Published Refereed Abstracts:
Zinati, G. M., J. Dighton, and A. Gould J. 2009. Substrate media, fertilizer rate, and mycorrhizal inoculum source affect azalea plant root mycorrhizal colonization and severity of Phytophthora cinnamomi infection. HortScience 44(4):1064.

Project Outcomes

Project outcomes:

Although, we have not conducted an economic analysis, the cost of mycorrhizae constitutes a minimal expense in comparison to the cost of fertilizer, its transportation, and application.

Farmer Adoption

This study addressed the needs of the New Jersey’s nursery growers in learning whether 1) the type of substrate growing media and source of inoculum (natural vs. commercial) would make a difference in plant biomass of container-grown azalea plants and 2) mycorrhizal inoculation would be beneficial for sustainability of azalea plants when infected with P. cinnimomi under the tested treatments.

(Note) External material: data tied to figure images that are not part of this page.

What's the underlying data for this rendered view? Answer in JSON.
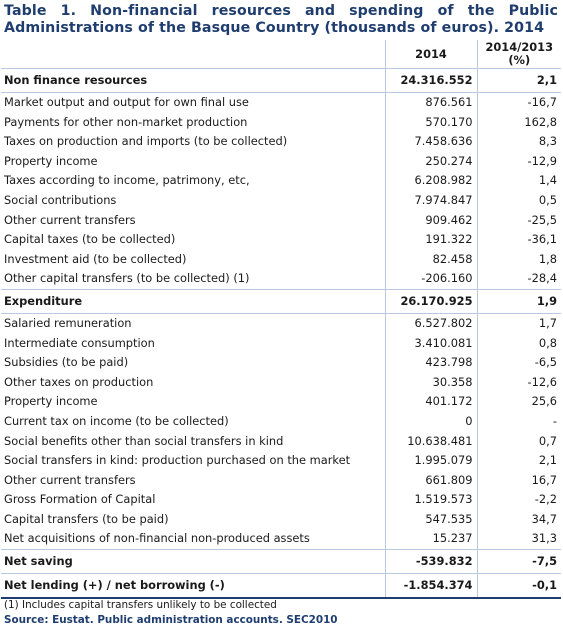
{
  "title": "Table 1. Non-financial resources and spending of the Public Administrations of the Basque Country (thousands of euros). 2014",
  "headers": {
    "col2": "2014",
    "col3_line1": "2014/2013",
    "col3_line2": "(%)"
  },
  "rows": [
    {
      "label": "Non finance resources",
      "value": "24.316.552",
      "change": "2,1",
      "bold": true
    },
    {
      "label": "Market output and output for own final use",
      "value": "876.561",
      "change": "-16,7"
    },
    {
      "label": "Payments for other non-market production",
      "value": "570.170",
      "change": "162,8"
    },
    {
      "label": "Taxes on production and imports (to be collected)",
      "value": "7.458.636",
      "change": "8,3"
    },
    {
      "label": "Property income",
      "value": "250.274",
      "change": "-12,9"
    },
    {
      "label": "Taxes according to income, patrimony, etc,",
      "value": "6.208.982",
      "change": "1,4"
    },
    {
      "label": "Social contributions",
      "value": "7.974.847",
      "change": "0,5"
    },
    {
      "label": "Other current transfers",
      "value": "909.462",
      "change": "-25,5"
    },
    {
      "label": "Capital taxes (to be collected)",
      "value": "191.322",
      "change": "-36,1"
    },
    {
      "label": "Investment aid (to be collected)",
      "value": "82.458",
      "change": "1,8"
    },
    {
      "label": "Other capital transfers (to be collected) (1)",
      "value": "-206.160",
      "change": "-28,4"
    },
    {
      "label": "Expenditure",
      "value": "26.170.925",
      "change": "1,9",
      "bold": true
    },
    {
      "label": "Salaried remuneration",
      "value": "6.527.802",
      "change": "1,7"
    },
    {
      "label": "Intermediate consumption",
      "value": "3.410.081",
      "change": "0,8"
    },
    {
      "label": "Subsidies (to be paid)",
      "value": "423.798",
      "change": "-6,5"
    },
    {
      "label": "Other taxes on production",
      "value": "30.358",
      "change": "-12,6"
    },
    {
      "label": "Property income",
      "value": "401.172",
      "change": "25,6"
    },
    {
      "label": "Current tax on income (to be collected)",
      "value": "0",
      "change": "-"
    },
    {
      "label": "Social benefits other than social transfers in kind",
      "value": "10.638.481",
      "change": "0,7"
    },
    {
      "label": "Social transfers in kind: production purchased on the market",
      "value": "1.995.079",
      "change": "2,1"
    },
    {
      "label": "Other current transfers",
      "value": "661.809",
      "change": "16,7"
    },
    {
      "label": "Gross Formation of Capital",
      "value": "1.519.573",
      "change": "-2,2"
    },
    {
      "label": "Capital transfers (to be paid)",
      "value": "547.535",
      "change": "34,7"
    },
    {
      "label": "Net acquisitions of non-financial non-produced assets",
      "value": "15.237",
      "change": "31,3"
    },
    {
      "label": "Net saving",
      "value": "-539.832",
      "change": "-7,5",
      "bold": true
    },
    {
      "label": "Net lending (+) / net borrowing (-)",
      "value": "-1.854.374",
      "change": "-0,1",
      "bold": true
    }
  ],
  "footnote": "(1) Includes capital transfers unlikely to be collected",
  "source": "Source: Eustat. Public administration accounts. SEC2010"
}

The involvement of the nursery growers at each step of the experiment, e.g. selecting the cultivars, fertilizer type, and their input on this study were exemplary of the joint effort between researchers and growers and addressing the SARE Partnership Grant goals. The nursery growers learned about the method of mycorrhizal inoculation from different sources, witnessed the visual differences between treated plants at the nursery sites, and learned how they could manage their production systems by using less fertilizer and Phytophthora-tolerant plants.

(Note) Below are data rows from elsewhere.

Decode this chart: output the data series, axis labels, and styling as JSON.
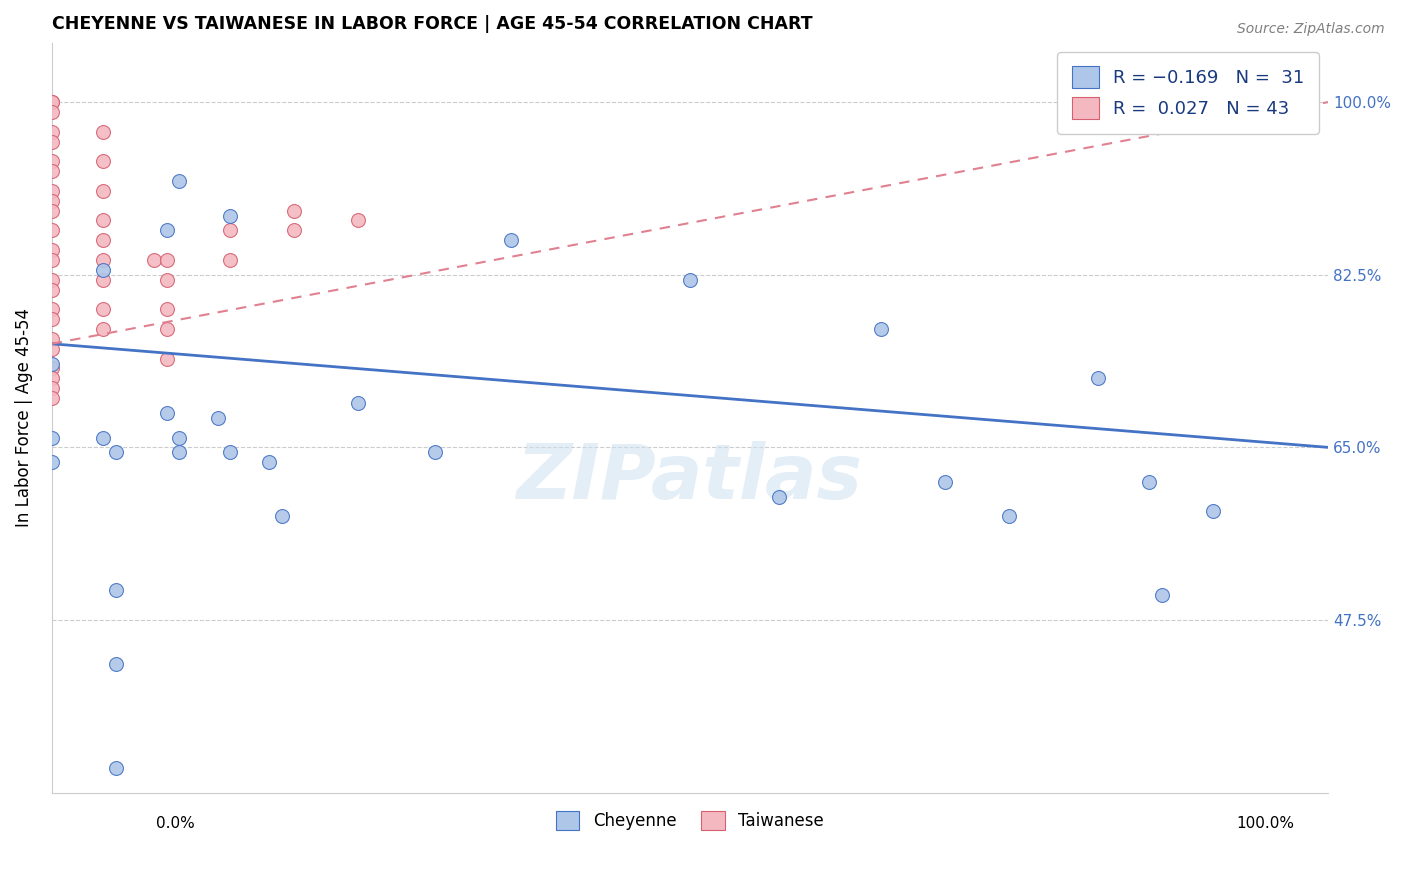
{
  "title": "CHEYENNE VS TAIWANESE IN LABOR FORCE | AGE 45-54 CORRELATION CHART",
  "source": "Source: ZipAtlas.com",
  "ylabel": "In Labor Force | Age 45-54",
  "ytick_vals": [
    0.475,
    0.65,
    0.825,
    1.0
  ],
  "ytick_labels": [
    "47.5%",
    "65.0%",
    "82.5%",
    "100.0%"
  ],
  "xlim": [
    0.0,
    1.0
  ],
  "ylim": [
    0.3,
    1.06
  ],
  "cheyenne_color": "#aec6e8",
  "cheyenne_edge_color": "#4472c4",
  "taiwanese_color": "#f4b8c1",
  "taiwanese_edge_color": "#d46070",
  "trend_cheyenne_color": "#4472c4",
  "trend_taiwanese_color": "#e08090",
  "cheyenne_x": [
    0.0,
    0.0,
    0.0,
    0.04,
    0.04,
    0.05,
    0.05,
    0.09,
    0.09,
    0.1,
    0.1,
    0.13,
    0.14,
    0.17,
    0.18,
    0.24,
    0.3,
    0.36,
    0.5,
    0.57,
    0.65,
    0.7,
    0.75,
    0.82,
    0.86,
    0.87,
    0.91,
    0.1,
    0.05,
    0.05,
    0.14
  ],
  "cheyenne_y": [
    0.735,
    0.66,
    0.635,
    0.83,
    0.66,
    0.645,
    0.43,
    0.87,
    0.685,
    0.66,
    0.645,
    0.68,
    0.645,
    0.635,
    0.58,
    0.695,
    0.645,
    0.86,
    0.82,
    0.6,
    0.77,
    0.615,
    0.58,
    0.72,
    0.615,
    0.5,
    0.585,
    0.92,
    0.505,
    0.325,
    0.885
  ],
  "taiwanese_x": [
    0.0,
    0.0,
    0.0,
    0.0,
    0.0,
    0.0,
    0.0,
    0.0,
    0.0,
    0.0,
    0.0,
    0.0,
    0.0,
    0.0,
    0.0,
    0.0,
    0.0,
    0.0,
    0.0,
    0.0,
    0.0,
    0.0,
    0.0,
    0.04,
    0.04,
    0.04,
    0.04,
    0.04,
    0.04,
    0.04,
    0.04,
    0.04,
    0.08,
    0.09,
    0.09,
    0.09,
    0.09,
    0.09,
    0.14,
    0.14,
    0.19,
    0.19,
    0.24
  ],
  "taiwanese_y": [
    1.0,
    1.0,
    0.99,
    0.97,
    0.96,
    0.94,
    0.93,
    0.91,
    0.9,
    0.89,
    0.87,
    0.85,
    0.84,
    0.82,
    0.81,
    0.79,
    0.78,
    0.76,
    0.75,
    0.73,
    0.72,
    0.71,
    0.7,
    0.97,
    0.94,
    0.91,
    0.88,
    0.86,
    0.84,
    0.82,
    0.79,
    0.77,
    0.84,
    0.84,
    0.82,
    0.79,
    0.77,
    0.74,
    0.87,
    0.84,
    0.89,
    0.87,
    0.88
  ],
  "marker_size": 100,
  "watermark": "ZIPatlas",
  "grid_color": "#cccccc",
  "background_color": "#ffffff",
  "trend_ch_x0": 0.0,
  "trend_ch_y0": 0.755,
  "trend_ch_x1": 1.0,
  "trend_ch_y1": 0.65,
  "trend_tw_x0": 0.0,
  "trend_tw_y0": 0.755,
  "trend_tw_x1": 1.0,
  "trend_tw_y1": 1.0
}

Changes in production systems, such as adopting mycorrhizal inoculation and cultivars with less potentiality to P. cinnamomi infection, using reduced rate of fertilizer than what is commonly used may be simple solutions that can be adopted by commercial nursery growers throughout the northeast and across the nation. The commercial ericoid mycorrhizal inoculum is limited. However, through our hands-on workshop that was conducted in 2008 for SARE Research and Education Grant, the nursery growers learned about how to inoculate their plants, and how easy to dedicate a specific area on their nurseries to grow ericaceous plants in ground and use the roots and soil as source of natural inoculum to inoculate plants grown in containers. Recommendations and precautions were also provided to growers to avoid affecting these areas with pesticides, fertilizers, or water runoff that may carry any of these chemicals to ensure viability of the mycorrhizal inoculum.

Any opinions, findings, conclusions, or recommendations expressed in this publication are those of the author(s) and do not necessarily reflect the view of the U.S. Department of Agriculture or SARE.